The death was ruled an accident. State police are investigating and the agency says it doesn’t have further information to immediately release.

Miller was originally from Niles. Records show she was in prison for larceny and uttering and publishing in southwestern Michigan’s Berrien County.

Traverse City
Agency funds fish habitat projects in SE Michigan

TRAVERSE CITY, Mich. (AP) — A federal agency has awarded funding for two projects designed to restore severely degraded wildlife habitat in southeastern Michigan.
The National Oceanic and Atmospheric Administration says the projects target important spawning and nursery areas for muskellunge, northern pike, largemouth bass and other fish.

A grant of $415,605 will go to Friends of the Detroit River to improve about 3,000 feet of shoals and create 50 acres of backwater habitat within the Stony Islands in the lower Detroit River.

In nearby Dearborn, the Alliance of Rouge Communities will receive $350,000 in support of an effort to reconnect 50 miles of the Rouge River and 108 miles of its tributaries to the Great Lakes system.

The funds were provided through the federal Great Lakes Restoration Initiative.

Hastings
Students asked not to display Confederate flag

HASTINGS, Mich. (AP) — A school district in western Michigan has asked students not to display the Confederate flag on their vehicles or wear clothes with it during school hours.

Hastings Area School System Superintendent Carrie Duits says she made the request to students last week.
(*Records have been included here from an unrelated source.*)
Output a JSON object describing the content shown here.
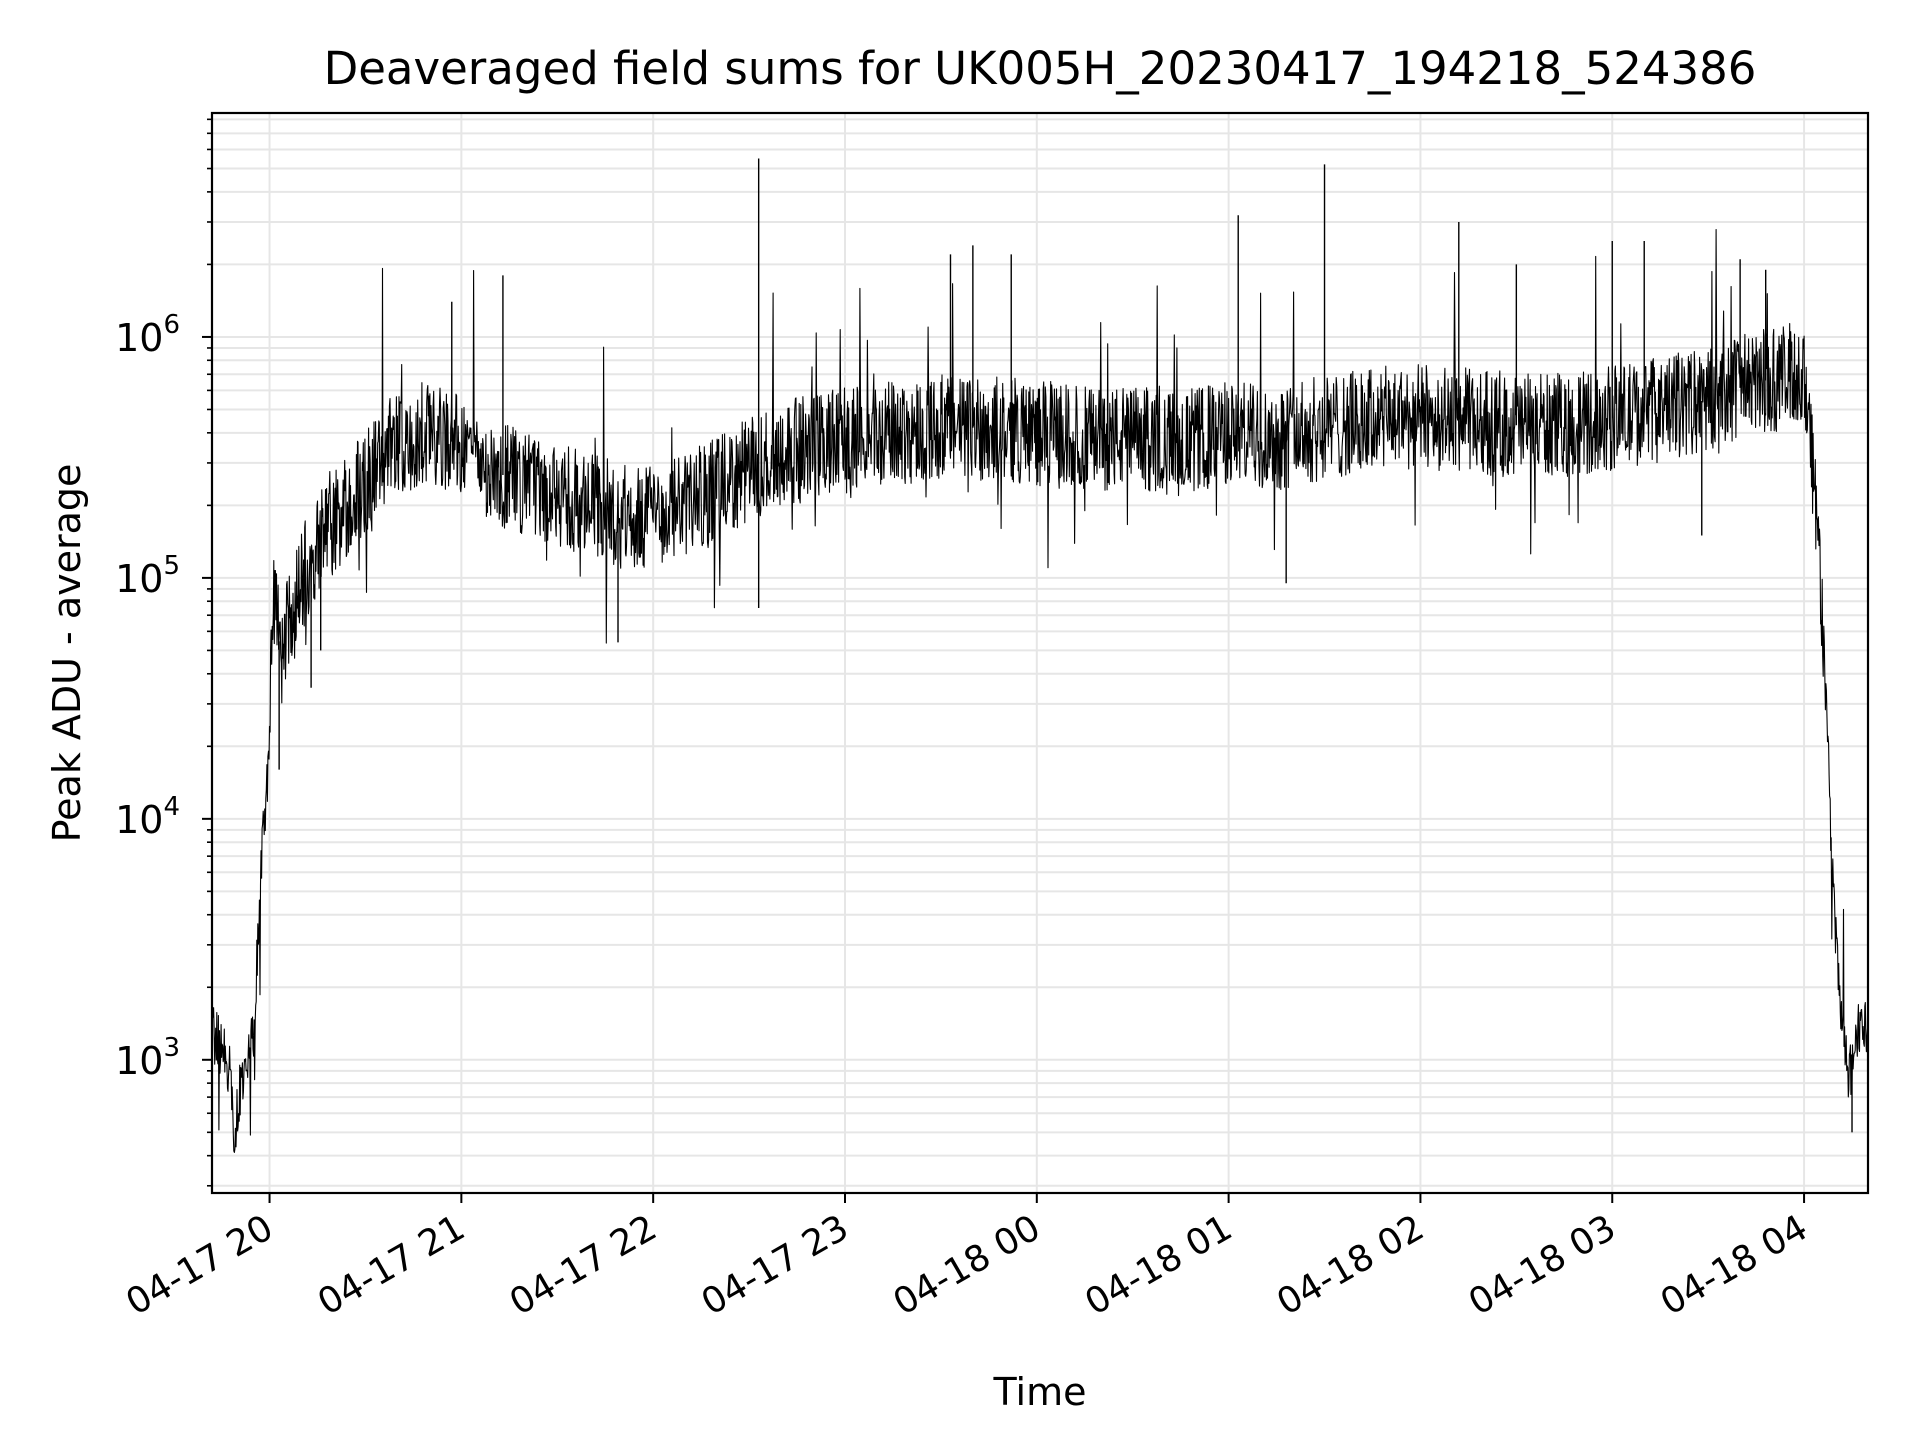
{
  "chart_data": {
    "type": "line",
    "title": "Deaveraged field sums for UK005H_20230417_194218_524386",
    "xlabel": "Time",
    "ylabel": "Peak ADU - average",
    "x_axis": {
      "kind": "datetime",
      "range": [
        "2023-04-17 19:42",
        "2023-04-18 04:20"
      ],
      "tick_labels": [
        "04-17 20",
        "04-17 21",
        "04-17 22",
        "04-17 23",
        "04-18 00",
        "04-18 01",
        "04-18 02",
        "04-18 03",
        "04-18 04"
      ],
      "tick_times": [
        "2023-04-17 20:00",
        "2023-04-17 21:00",
        "2023-04-17 22:00",
        "2023-04-17 23:00",
        "2023-04-18 00:00",
        "2023-04-18 01:00",
        "2023-04-18 02:00",
        "2023-04-18 03:00",
        "2023-04-18 04:00"
      ]
    },
    "y_axis": {
      "scale": "log",
      "range": [
        280,
        8500000
      ],
      "major_ticks": [
        1000,
        10000,
        100000,
        1000000
      ],
      "tick_labels": [
        {
          "base": "10",
          "exp": "3"
        },
        {
          "base": "10",
          "exp": "4"
        },
        {
          "base": "10",
          "exp": "5"
        },
        {
          "base": "10",
          "exp": "6"
        }
      ]
    },
    "grid": true,
    "legend": "none",
    "series": [
      {
        "color": "#000000",
        "points": [
          [
            "2023-04-17 19:42",
            1300
          ],
          [
            "2023-04-17 19:45",
            1100
          ],
          [
            "2023-04-17 19:48",
            900
          ],
          [
            "2023-04-17 19:49",
            450
          ],
          [
            "2023-04-17 19:51",
            800
          ],
          [
            "2023-04-17 19:53",
            1000
          ],
          [
            "2023-04-17 19:55",
            1300
          ],
          [
            "2023-04-17 19:56",
            2400
          ],
          [
            "2023-04-17 19:57",
            4500
          ],
          [
            "2023-04-17 19:58",
            9000
          ],
          [
            "2023-04-17 20:00",
            20000
          ],
          [
            "2023-04-17 20:01",
            80000
          ],
          [
            "2023-04-17 20:04",
            45000
          ],
          [
            "2023-04-17 20:08",
            90000
          ],
          [
            "2023-04-17 20:12",
            110000
          ],
          [
            "2023-04-17 20:16",
            140000
          ],
          [
            "2023-04-17 20:20",
            170000
          ],
          [
            "2023-04-17 20:25",
            200000
          ],
          [
            "2023-04-17 20:30",
            250000
          ],
          [
            "2023-04-17 20:35",
            320000
          ],
          [
            "2023-04-17 20:40",
            350000
          ],
          [
            "2023-04-17 20:45",
            380000
          ],
          [
            "2023-04-17 20:50",
            400000
          ],
          [
            "2023-04-17 20:55",
            380000
          ],
          [
            "2023-04-17 21:00",
            350000
          ],
          [
            "2023-04-17 21:10",
            280000
          ],
          [
            "2023-04-17 21:20",
            240000
          ],
          [
            "2023-04-17 21:30",
            220000
          ],
          [
            "2023-04-17 21:40",
            200000
          ],
          [
            "2023-04-17 21:50",
            180000
          ],
          [
            "2023-04-17 22:00",
            180000
          ],
          [
            "2023-04-17 22:10",
            200000
          ],
          [
            "2023-04-17 22:20",
            230000
          ],
          [
            "2023-04-17 22:30",
            280000
          ],
          [
            "2023-04-17 22:40",
            330000
          ],
          [
            "2023-04-17 22:50",
            350000
          ],
          [
            "2023-04-17 23:00",
            370000
          ],
          [
            "2023-04-17 23:15",
            400000
          ],
          [
            "2023-04-17 23:30",
            420000
          ],
          [
            "2023-04-17 23:45",
            420000
          ],
          [
            "2023-04-18 00:00",
            400000
          ],
          [
            "2023-04-18 00:15",
            380000
          ],
          [
            "2023-04-18 00:30",
            380000
          ],
          [
            "2023-04-18 00:45",
            360000
          ],
          [
            "2023-04-18 01:00",
            400000
          ],
          [
            "2023-04-18 01:15",
            380000
          ],
          [
            "2023-04-18 01:30",
            420000
          ],
          [
            "2023-04-18 01:45",
            450000
          ],
          [
            "2023-04-18 02:00",
            470000
          ],
          [
            "2023-04-18 02:15",
            450000
          ],
          [
            "2023-04-18 02:30",
            430000
          ],
          [
            "2023-04-18 02:45",
            430000
          ],
          [
            "2023-04-18 03:00",
            460000
          ],
          [
            "2023-04-18 03:15",
            500000
          ],
          [
            "2023-04-18 03:30",
            550000
          ],
          [
            "2023-04-18 03:45",
            650000
          ],
          [
            "2023-04-18 04:00",
            700000
          ],
          [
            "2023-04-18 04:02",
            400000
          ],
          [
            "2023-04-18 04:04",
            180000
          ],
          [
            "2023-04-18 04:06",
            60000
          ],
          [
            "2023-04-18 04:08",
            12000
          ],
          [
            "2023-04-18 04:10",
            3000
          ],
          [
            "2023-04-18 04:12",
            1300
          ],
          [
            "2023-04-18 04:14",
            800
          ],
          [
            "2023-04-18 04:16",
            1200
          ],
          [
            "2023-04-18 04:18",
            1500
          ],
          [
            "2023-04-18 04:20",
            1200
          ]
        ],
        "spikes": [
          [
            "2023-04-17 20:03",
            16000
          ],
          [
            "2023-04-17 20:13",
            35000
          ],
          [
            "2023-04-17 20:16",
            50000
          ],
          [
            "2023-04-17 21:13",
            1800000
          ],
          [
            "2023-04-17 20:57",
            1400000
          ],
          [
            "2023-04-17 21:49",
            54000
          ],
          [
            "2023-04-17 22:33",
            5500000
          ],
          [
            "2023-04-17 22:33",
            75000
          ],
          [
            "2023-04-17 23:33",
            2200000
          ],
          [
            "2023-04-17 23:40",
            2400000
          ],
          [
            "2023-04-17 23:52",
            2200000
          ],
          [
            "2023-04-18 01:03",
            3200000
          ],
          [
            "2023-04-18 01:30",
            5200000
          ],
          [
            "2023-04-18 01:18",
            95000
          ],
          [
            "2023-04-18 02:12",
            3000000
          ],
          [
            "2023-04-18 02:30",
            2000000
          ],
          [
            "2023-04-18 03:00",
            2500000
          ],
          [
            "2023-04-18 03:10",
            2500000
          ],
          [
            "2023-04-18 03:28",
            150000
          ],
          [
            "2023-04-18 03:40",
            2100000
          ],
          [
            "2023-04-18 03:48",
            1900000
          ],
          [
            "2023-04-18 04:15",
            500
          ]
        ]
      }
    ]
  }
}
She tells The Grand Rapids Press that the district is using it as a “teachable moment” about how the flag is perceived, and that officials “know there is a balance between First Amendment rights and equal protection rights.”

WXMI-TV and WWMT-TV report a group of students spoke out against the request at a Monday night board meeting.

Consequences for displaying the flag haven’t been determined. Duits says students have been complying.

Hastings is about 40 miles southeast of Grand Rapids.